Here is code I've tried it only works when you put jsontext[Nth].
select
value:ID::varchar as ID,
value:EEListID::varchar as EEListID,
value:caseTypeID::varchar as caseTypeID
from new_raw_json,
lateral flatten (input => jsontext[0]:content:EEList);
感谢任何帮助!
推荐答案
You can chain multiple lateral views using FLATTEN to continue exploding into nested structures (arrays within arrays).
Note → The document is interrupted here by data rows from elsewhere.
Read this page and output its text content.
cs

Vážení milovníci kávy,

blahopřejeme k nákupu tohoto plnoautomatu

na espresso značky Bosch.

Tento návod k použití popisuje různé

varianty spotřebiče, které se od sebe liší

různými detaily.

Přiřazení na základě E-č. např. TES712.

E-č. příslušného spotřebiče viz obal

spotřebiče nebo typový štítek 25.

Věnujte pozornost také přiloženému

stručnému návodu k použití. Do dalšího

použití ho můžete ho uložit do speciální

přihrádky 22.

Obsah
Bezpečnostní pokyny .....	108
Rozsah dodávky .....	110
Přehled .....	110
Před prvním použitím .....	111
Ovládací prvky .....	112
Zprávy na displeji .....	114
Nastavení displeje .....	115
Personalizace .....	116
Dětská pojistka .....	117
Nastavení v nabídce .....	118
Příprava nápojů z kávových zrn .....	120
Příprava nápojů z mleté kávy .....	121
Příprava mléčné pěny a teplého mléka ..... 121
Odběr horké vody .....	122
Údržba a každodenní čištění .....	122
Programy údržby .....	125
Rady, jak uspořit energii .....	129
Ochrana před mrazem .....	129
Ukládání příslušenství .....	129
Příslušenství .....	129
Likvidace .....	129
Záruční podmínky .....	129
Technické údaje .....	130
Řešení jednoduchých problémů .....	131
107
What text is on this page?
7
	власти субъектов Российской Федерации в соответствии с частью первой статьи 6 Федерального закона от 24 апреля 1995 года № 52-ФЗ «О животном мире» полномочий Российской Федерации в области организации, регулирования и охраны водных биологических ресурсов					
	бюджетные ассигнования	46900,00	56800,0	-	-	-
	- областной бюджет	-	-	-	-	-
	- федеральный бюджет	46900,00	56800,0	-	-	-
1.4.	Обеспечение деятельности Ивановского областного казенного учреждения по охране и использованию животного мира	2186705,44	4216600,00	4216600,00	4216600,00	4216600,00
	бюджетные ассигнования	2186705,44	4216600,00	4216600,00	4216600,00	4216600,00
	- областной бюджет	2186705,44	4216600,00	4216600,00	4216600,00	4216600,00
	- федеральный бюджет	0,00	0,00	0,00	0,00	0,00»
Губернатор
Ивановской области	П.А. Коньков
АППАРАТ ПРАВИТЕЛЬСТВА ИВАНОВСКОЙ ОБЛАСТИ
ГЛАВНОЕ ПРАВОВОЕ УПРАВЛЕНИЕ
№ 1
可能会以这种方式出现明确定义的方法(此处仅投影了一些列以说明级别):
An explicitly defined approach may appear this way (only some columns are projected here, to illustrate levels):
SELECT
outer_object.value:caseTypeID AS caseTypeID,
outer_object.value:content.AccountID AS parentAccountID,
eelist_object.value:AccountID AS eeListAccountID,
allowance_object.value:AllowanceName
FROM
new_raw_json,
LATERAL FLATTEN (input => jsontext) outer_object,
LATERAL FLATTEN (input => outer_object.value:content.EEList) eelist_object,
LATERAL FLATTEN (input => eelist_object.value:AllowanceList) allowance_object;
请注意,这只会爆炸一个已标识的多值路径(List -> EEList -> AllowanceList
).从这个问题尚不清楚,是否必须分解所有路径(例如List -> EEList -> Addresses AND AllowanceList
),或者是否可以接受将某些路径存储为最终结果中的VARIANT
(或其他复杂形式)类型.
Note that this only explodes one identified multi-value path (List -> EEList -> AllowanceList
). It is unclear from the question if all the paths have to be exploded (such as List -> EEList -> Addresses AND AllowanceList
) or if it is acceptable to store some of them as VARIANT
(or other complex) type in the final result.
例如,如果需要为EEList
下Addresses
中每个Addresses
中列出的每个地址重复AllowanceList
值,则可以通过从两个爆炸性查询结果中执行JOIN
来实现(一个链接List -> Addresses
和另一个链接List -> EEList -> AllowanceList
的对象.)
For example, if there is a need to to duplicate AllowanceList
values for every listed address in Addresses
under EEList
, this could be achieved by performing a JOIN
from two exploding query results (one that chains List -> Addresses
and another that chains List -> EEList -> AllowanceList
).
这篇关于横向扁平化Snowpipe数据,包含数组和dict的混合的文章就介绍到这了,希望我们推荐的答案对大家有所帮助,也希望大家多多支持IT屋!